A simple Google search will lead you to plenty of sources about how to organize your leads and what to do after a show. But we wanted to divulge some of Mojo’s tactics as we’ve honed them over the years to make the most of our time at industry events.
Follow-up starts at the show.
By that, we mean that your event follow-up will be more organized and streamlined if you know how you’re going to follow up before the event. For example, if you know that you’re going to want to follow up with leads from a cocktail party separately from ones from a panel discussion, you’ll prepare to keep those business cards distinct going into the two events.
Make as many notes as you can.
It’s difficult to take a moment to write down what this person said or what that person mentioned, but it’s crucial to do so if at all possible. Scribbling a few words on a business card makes a huge difference later on when you’re struggling to remember who was whom.
One of the most important things to remember when approaching post-show sales is organization. Whether you use CRM software, Excel spreadsheets, or a good ol’ Rolodex, prioritizing those business cards ideally happens your first day back in the office. There is one main reason for this: take advantage of what is fresh in your mind.
The value of the personal touch cannot be overstated. The day after the show, you can still recall what so-and-so looked like, and what you talked about over drinks. As the weeks wear on, conversations will blur together and trigger fewer memories. And, as everyone knows, the personal aspect of your follow-up email is the most important so the prospect knows he or she wasn’t just a drop in the ocean of leads.
Follow up with your hottest leads first and add that personal note.
Because you’ve prioritized all your leads, and you have them organized, you know which ones are more out of reach. But you also know that sales is about nurturing relationships, so develop a campaign for the luke-warm guys after you’ve followed up with your hottest leads.
It’s a good idea to include information tailored to these less-hot leads so your emails don’t necessarily hit the bottom of the inbox. Blogs you’ve done that relate to their interests or any white papers or case studies are great resources to keep you on their mind. And remember to not make your emails so sales-y. “I thought I’d pass along this info,” or “I remember you mentioned this issue” are ways to make your outreach relevant and personal.

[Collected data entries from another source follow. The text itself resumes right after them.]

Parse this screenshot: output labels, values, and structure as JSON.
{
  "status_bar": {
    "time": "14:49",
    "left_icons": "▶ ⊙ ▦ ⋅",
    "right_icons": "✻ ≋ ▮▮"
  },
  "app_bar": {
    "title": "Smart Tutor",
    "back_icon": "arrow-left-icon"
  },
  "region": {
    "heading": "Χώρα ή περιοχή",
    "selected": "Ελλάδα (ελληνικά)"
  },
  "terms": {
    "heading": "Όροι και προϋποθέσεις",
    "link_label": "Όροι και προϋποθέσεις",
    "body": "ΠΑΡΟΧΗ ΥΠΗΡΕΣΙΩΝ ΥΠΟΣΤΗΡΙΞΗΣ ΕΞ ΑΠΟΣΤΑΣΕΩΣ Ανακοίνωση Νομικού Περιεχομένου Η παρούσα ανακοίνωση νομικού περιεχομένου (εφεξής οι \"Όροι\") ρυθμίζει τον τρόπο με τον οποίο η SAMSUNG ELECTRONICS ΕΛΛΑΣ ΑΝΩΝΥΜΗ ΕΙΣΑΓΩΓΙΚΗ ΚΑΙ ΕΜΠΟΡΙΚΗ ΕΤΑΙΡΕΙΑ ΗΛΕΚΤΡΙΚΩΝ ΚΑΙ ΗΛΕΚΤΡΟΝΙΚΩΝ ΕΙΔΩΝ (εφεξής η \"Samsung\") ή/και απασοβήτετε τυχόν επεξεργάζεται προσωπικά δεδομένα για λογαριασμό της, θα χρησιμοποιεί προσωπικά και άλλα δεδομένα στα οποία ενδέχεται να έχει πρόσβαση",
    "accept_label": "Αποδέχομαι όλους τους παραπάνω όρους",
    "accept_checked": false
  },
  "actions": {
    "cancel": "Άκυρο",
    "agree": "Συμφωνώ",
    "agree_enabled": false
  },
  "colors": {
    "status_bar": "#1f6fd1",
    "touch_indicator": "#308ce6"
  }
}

Leverage the power of social
The traditional assumption is that you send email after email following a trade show. And yes, you should still send a bunch of emails. But social media can be more crucial in some circumstances.
- LinkedIn allows you to connect with every contact you made in a professional setting.
- Twitter is often a way to keep on top of what prospects are doing personally and professionally, and what their interests are.
- Facebook is also great for tagging folks in photos from the show — something that keeps you connected as well.
Face-to-face time with prospects at shows is one of the most valuable sales tools. But the long-distance connection afterward is just as important.